The House of Representatives yesterday asked the Central Bank of Nigeria (CBN), to direct all commercial banks to urgently overhaul their existing online/electronic banking platforms for efficiency and ease electronic banking operations.
The House passed the resolution in Abuja during its plenary presided over by the Speaker of the House, Femi Gbajabiamila.
The resolution was passed sequel to a motion moved by a member from Edo State, Sergius Ose-Ogun at plenary, saying the online platforms are not able to cope with the surge in transactions following the recent CBN naira redesign and cash withdrawal limit policy.

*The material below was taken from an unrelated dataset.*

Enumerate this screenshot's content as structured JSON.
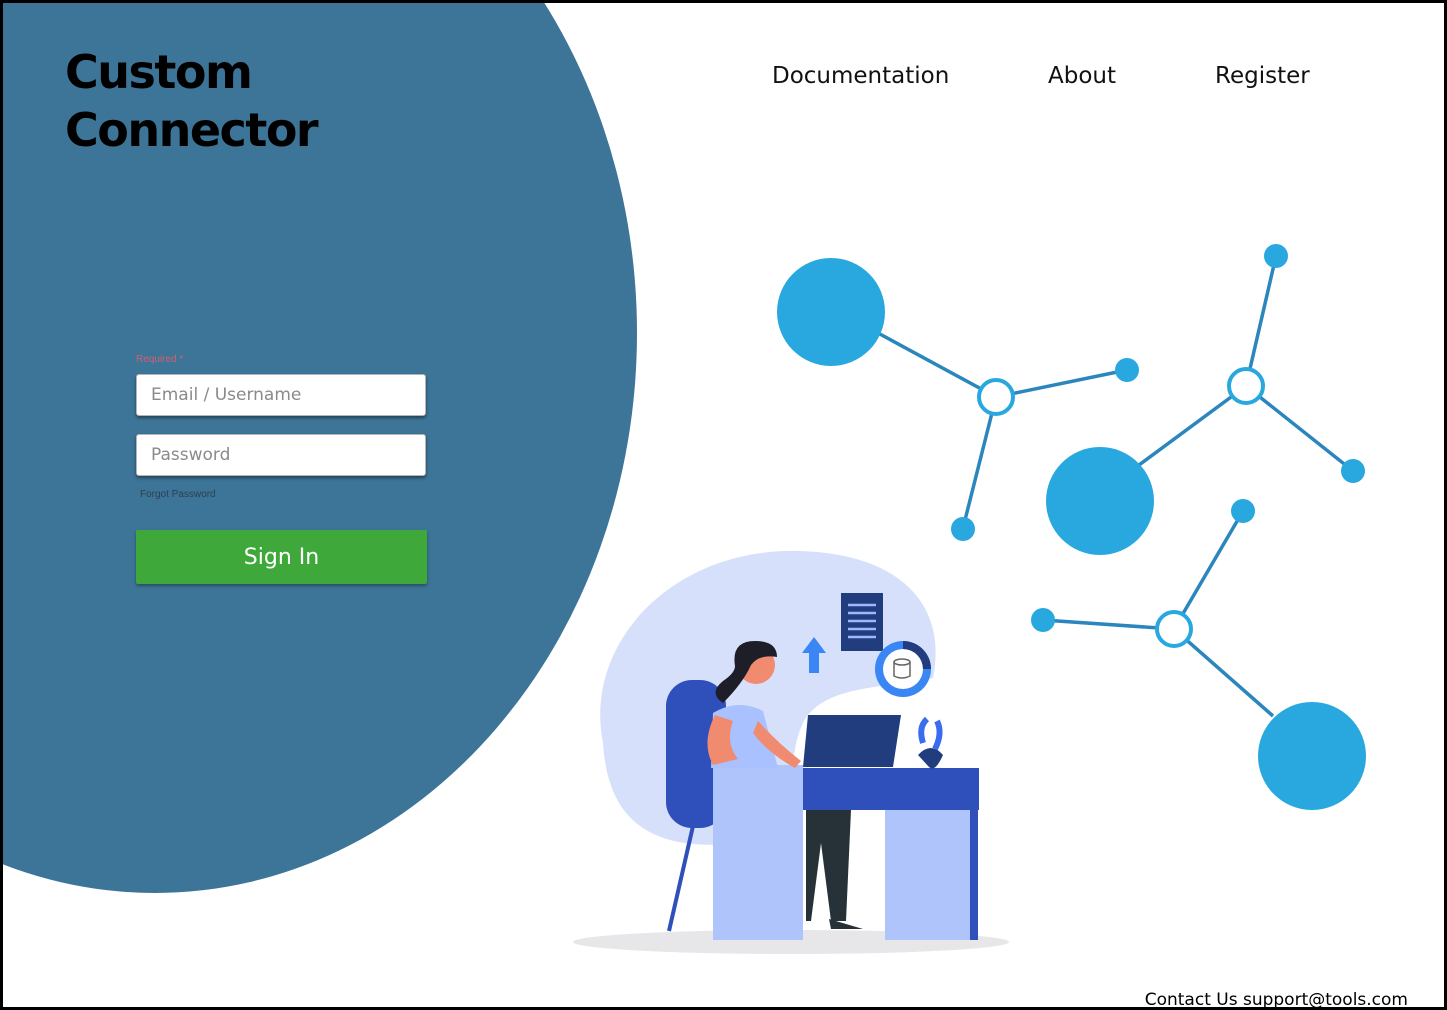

He said: “In the wake of the recent naira redesign and cash withdrawal limit policy of the Central Bank of Nigeria, there has been an increase in the use of online and electronic banking services to carry out monetary transactions across the country.
“The use of online or internet banking services by Nigerians in the past three months or thereabout has been characterised by varying degrees of hitches ranging from unsuccessful electronic bank transfers, point of sale (POS) service failure and a host of others.
“The ineffectiveness or difficulty in using internet banking services across the online banking platforms of most commercial banks in Nigeria has brought untold hardship, suffering and difficulties on Nigerians in the past three months.”
Ogun also noted that “If nothing is done by the Central Bank of Nigeria and the Commercial Banks to address these difficulties or ineffectiveness, Nigerians will continue to suffer untold hardships and loss of monies to unsuccessful electronic bank transactions.”
Upon the adoption of the motion, the House mandated its Committee on Banking and Currency to ensure compliance and report back to the house within four weeks for further legislative action.
The ineffectiveness or difficulty in using internet banking services across the online banking platforms of most commercial banks in Nigeria has brought untold hardship, suffering and difficulties on Nigerians in the past three months.